Our virtual companion chatbot leverages a sophisticated cloud architecture that combines various AWS services to deliver a scalable, reliable, and efficient solution. This article deep dives into the technical infrastructure that powers our emotional intelligence system.

Cloud Architecture Diagram showing the complete system design

Building a Cloud-Powered Virtual Companion: A Deep Dive into Emotionally Intelligent Chatbots"?

Abstract

This research introduces a novel virtual companion chatbot designed to provide emotional support and foster social interaction. The chatbot employs a dual-stage process to predict user emotions:

Analyzes textual input to assess emotional state
Analyzes audio files to capture vocal cues

These outputs are combined into a cohesive emotional profile, which is then processed by a Large Language Model (LLM) within a predefined template. This ensures the chatbot's responses are emotionally aware, supportive, and non-harmful.

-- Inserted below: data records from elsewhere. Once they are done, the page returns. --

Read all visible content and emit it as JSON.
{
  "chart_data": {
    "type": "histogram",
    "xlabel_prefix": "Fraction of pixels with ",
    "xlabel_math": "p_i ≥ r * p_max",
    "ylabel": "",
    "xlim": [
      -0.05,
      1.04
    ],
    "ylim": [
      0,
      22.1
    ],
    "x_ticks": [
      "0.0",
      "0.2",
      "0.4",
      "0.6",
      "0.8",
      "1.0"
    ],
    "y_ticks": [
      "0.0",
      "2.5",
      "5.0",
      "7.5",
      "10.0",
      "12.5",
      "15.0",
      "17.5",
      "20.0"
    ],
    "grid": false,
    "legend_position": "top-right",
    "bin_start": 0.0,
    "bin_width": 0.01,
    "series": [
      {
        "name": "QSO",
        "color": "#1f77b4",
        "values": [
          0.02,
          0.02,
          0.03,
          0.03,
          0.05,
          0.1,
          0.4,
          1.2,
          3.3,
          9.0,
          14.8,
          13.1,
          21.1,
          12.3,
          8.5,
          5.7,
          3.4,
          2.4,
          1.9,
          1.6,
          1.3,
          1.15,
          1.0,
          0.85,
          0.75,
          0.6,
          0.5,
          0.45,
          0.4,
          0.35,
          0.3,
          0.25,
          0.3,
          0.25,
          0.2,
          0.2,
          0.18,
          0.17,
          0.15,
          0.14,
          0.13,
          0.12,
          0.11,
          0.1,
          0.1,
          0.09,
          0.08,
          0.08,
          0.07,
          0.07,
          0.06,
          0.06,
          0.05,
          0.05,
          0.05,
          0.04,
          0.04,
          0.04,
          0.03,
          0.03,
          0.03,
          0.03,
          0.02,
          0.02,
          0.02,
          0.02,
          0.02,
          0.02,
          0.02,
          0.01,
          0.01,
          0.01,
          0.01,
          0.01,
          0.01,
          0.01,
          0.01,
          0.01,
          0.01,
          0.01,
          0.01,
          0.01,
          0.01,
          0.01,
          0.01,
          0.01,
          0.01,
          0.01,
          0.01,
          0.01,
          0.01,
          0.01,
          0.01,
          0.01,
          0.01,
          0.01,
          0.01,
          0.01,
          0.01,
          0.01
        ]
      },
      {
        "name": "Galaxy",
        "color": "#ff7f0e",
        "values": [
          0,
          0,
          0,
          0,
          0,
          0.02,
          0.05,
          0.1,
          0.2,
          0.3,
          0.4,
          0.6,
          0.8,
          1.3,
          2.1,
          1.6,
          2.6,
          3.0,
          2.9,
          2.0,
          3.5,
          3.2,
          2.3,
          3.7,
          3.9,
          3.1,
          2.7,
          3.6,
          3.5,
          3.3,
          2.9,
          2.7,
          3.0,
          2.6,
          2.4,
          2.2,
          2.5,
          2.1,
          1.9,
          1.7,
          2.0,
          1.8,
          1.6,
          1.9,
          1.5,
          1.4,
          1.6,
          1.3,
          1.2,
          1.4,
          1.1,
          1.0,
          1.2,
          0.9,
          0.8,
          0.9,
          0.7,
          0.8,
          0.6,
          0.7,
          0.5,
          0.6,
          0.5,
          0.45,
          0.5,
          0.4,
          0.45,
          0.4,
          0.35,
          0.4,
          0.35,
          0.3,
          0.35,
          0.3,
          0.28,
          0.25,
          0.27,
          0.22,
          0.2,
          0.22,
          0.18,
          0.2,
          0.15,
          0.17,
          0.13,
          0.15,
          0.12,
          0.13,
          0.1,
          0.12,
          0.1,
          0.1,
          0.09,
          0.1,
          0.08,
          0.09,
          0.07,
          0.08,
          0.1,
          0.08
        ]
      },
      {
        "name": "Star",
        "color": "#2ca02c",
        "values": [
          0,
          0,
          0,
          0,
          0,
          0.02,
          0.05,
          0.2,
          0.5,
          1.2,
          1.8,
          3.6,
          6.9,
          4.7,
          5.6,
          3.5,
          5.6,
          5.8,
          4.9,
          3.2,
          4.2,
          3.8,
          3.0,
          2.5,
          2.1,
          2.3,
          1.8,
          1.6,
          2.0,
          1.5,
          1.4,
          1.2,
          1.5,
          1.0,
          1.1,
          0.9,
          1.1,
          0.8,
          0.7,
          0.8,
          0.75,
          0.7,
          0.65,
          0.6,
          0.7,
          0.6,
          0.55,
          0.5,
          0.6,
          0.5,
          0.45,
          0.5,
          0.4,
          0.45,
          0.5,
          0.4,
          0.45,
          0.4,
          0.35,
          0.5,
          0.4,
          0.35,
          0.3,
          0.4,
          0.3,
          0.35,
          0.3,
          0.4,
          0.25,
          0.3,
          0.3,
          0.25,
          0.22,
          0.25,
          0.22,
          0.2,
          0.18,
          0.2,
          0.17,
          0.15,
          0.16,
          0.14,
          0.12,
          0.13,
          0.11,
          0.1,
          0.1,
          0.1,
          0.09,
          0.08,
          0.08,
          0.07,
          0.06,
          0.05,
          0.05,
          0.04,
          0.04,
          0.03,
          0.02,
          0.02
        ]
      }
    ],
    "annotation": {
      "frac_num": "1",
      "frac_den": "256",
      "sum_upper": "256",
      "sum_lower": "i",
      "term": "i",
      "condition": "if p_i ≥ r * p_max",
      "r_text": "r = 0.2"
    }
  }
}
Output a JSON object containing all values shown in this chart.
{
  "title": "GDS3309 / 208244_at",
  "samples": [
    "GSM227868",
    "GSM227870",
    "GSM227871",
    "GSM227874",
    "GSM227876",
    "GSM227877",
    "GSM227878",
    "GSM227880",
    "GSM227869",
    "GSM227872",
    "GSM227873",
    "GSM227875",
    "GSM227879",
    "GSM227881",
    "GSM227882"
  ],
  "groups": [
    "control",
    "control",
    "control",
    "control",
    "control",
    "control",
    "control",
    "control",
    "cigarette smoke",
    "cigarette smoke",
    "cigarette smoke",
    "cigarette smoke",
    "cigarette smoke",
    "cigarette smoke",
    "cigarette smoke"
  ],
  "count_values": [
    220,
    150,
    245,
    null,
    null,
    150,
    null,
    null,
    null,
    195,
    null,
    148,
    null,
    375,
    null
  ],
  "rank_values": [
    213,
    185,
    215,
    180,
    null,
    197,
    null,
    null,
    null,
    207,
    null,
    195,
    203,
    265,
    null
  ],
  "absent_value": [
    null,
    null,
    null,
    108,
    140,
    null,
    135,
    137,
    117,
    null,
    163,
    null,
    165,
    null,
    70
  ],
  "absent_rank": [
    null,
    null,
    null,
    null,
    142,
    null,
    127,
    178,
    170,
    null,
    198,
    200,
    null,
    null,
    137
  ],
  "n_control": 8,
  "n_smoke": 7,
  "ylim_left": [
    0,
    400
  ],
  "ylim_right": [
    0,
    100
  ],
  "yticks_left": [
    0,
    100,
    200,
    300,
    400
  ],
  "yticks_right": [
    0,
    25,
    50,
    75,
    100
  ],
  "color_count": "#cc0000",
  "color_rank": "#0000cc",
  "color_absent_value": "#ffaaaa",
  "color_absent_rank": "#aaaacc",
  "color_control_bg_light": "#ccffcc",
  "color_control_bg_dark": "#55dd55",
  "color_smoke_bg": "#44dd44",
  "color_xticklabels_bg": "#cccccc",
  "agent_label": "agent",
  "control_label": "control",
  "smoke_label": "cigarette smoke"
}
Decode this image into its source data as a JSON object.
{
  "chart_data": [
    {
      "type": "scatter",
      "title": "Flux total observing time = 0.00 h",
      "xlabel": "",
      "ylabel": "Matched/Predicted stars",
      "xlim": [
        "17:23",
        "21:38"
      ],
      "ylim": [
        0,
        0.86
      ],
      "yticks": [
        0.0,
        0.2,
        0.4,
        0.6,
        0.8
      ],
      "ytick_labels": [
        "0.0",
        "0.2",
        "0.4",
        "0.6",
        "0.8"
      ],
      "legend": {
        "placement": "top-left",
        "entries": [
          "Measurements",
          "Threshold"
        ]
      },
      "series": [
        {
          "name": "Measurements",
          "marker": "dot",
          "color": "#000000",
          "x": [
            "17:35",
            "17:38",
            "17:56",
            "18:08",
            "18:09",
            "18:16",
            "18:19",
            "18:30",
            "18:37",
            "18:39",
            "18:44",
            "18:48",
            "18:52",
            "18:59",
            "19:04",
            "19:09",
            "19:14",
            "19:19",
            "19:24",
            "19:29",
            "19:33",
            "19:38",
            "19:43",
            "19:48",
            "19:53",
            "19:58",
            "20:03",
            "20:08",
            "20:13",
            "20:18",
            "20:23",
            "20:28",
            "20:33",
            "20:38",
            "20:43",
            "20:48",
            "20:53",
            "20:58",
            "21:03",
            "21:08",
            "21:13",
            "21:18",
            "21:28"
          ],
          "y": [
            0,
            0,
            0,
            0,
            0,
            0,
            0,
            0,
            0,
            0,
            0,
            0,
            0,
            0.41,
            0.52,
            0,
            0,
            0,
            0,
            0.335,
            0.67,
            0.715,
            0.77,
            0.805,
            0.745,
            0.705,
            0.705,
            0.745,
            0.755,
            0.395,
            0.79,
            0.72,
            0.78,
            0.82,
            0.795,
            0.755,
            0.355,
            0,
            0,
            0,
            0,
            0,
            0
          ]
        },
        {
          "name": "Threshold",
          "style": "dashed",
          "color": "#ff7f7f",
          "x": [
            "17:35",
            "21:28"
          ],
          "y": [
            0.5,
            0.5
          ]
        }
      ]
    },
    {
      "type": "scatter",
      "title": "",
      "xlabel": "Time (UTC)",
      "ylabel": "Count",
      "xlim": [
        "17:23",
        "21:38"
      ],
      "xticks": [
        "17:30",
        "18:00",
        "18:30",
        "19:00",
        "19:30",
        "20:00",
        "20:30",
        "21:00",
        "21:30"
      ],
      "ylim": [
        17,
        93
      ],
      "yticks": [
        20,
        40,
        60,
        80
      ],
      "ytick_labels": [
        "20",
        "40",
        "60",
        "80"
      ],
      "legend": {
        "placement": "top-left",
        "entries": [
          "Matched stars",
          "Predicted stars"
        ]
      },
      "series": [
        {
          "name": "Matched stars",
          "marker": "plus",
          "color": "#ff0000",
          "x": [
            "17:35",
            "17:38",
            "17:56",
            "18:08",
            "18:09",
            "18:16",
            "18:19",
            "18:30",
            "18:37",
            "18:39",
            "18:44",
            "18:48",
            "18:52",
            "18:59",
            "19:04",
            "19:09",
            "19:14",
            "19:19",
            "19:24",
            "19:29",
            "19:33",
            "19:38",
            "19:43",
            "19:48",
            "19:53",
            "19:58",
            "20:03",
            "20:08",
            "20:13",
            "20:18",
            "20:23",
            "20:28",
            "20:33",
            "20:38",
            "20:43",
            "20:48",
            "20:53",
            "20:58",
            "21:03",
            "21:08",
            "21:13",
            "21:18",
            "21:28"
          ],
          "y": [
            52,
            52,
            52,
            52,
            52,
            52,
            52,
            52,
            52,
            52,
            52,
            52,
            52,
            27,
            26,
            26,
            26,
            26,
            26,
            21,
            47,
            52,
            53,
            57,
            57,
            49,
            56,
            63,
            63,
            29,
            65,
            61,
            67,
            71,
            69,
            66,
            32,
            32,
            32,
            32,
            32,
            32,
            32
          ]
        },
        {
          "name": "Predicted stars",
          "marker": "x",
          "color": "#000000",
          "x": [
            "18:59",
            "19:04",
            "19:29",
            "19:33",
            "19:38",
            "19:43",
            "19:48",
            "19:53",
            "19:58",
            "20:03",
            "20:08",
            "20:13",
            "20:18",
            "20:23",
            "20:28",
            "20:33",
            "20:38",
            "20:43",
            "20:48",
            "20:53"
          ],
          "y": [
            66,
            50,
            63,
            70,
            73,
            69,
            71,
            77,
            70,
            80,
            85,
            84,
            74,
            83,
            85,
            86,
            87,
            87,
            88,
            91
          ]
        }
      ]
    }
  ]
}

Implementation Methodology

The system architecture involves several key components:

Real-time audio analysis and response production
Amazon EC2 instances for hosting Node.js and FastAPI applications
Amazon S3 buckets for storing uploaded audio files and intermediate processing results
Integration with external LLM APIs (e.g., OpenAI's GPT or Anthropic's Claude) for final response generation

Current Implementation

Uses Amazon EC2 instances for hosting applications
Implements auto-scaling groups across multiple availability zones
Utilizes Amazon S3 for data storage
Integrates with external LLM APIs
Uses Application Load Balancer (ALB) for traffic distribution
Configures VPCs and security groups for network management

Future Optimizations

Transition to serverless and edge computing technologies
Replace EC2 instances with AWS Lambda functions
Implement API Gateway for request management
Utilize AWS Fargate for serverless container orchestration
Leverage AWS CloudFront with Lambda@Edge for edge computing
Implement additional AWS services:
- Amazon Comprehend for sentiment analysis
- AWS Step Functions for workflow orchestration
- DynamoDB for data storage
- ElastiCache for distributed caching
Use AWS X-Ray for distributed tracing
Implement CloudWatch for logging and alerts
Utilize AWS Budgets and Cost Explorer for cost management

Sentiment Classification on Audio Files

The system uses the following features for audio sentiment classification:

39 MFCC (Mel-frequency Cepstral Coefficients)
Zero Crossing Rate (ZCR)
Teager Energy Operator (TEO)
Harmonic to Noise Ratio (HNR)

Model Architecture

The sentiment classification model uses a divide-and-conquer approach with four binary Support Vector Machine (SVM) classifiers:

Angry vs. Sad (94.49% accuracy)
Angry vs. Happy (72% accuracy)
Fear vs. Sad (71.05% accuracy)
Happy vs. Sad (86.93% accuracy)

The overall architecture achieves approximately 60% accuracy on the entire dataset.

Sentiment Analysis of Text Using BERT

The text sentiment analysis component uses BERT (Bidirectional Encoder Representations from Transformers) and involves the following steps:

Dataset preparation and tokenization
Model initialization (BertForSequenceClassification)
Training loop with AdamW optimizer
Evaluation using metrics like accuracy and F1-score

Integration and Response Generation

The final stage integrates predictions from both text and audio sentiment analysis models. The identified sentiments are structured into a prompt template, which serves as input for the Large Language Model (LLM) to generate the final response.

Conclusion and Future Work

The project demonstrates the potential of multi-modal sentiment analysis in creating emotionally intelligent chatbots. Future work will focus on:

Enhancing the accuracy of the audio sentiment analysis model
Expanding and curating a more representative dataset
Fine-tuning the Large Language Model for more precise and contextually appropriate responses

This approach paves the way for more empathetic and human-like digital companions in the future.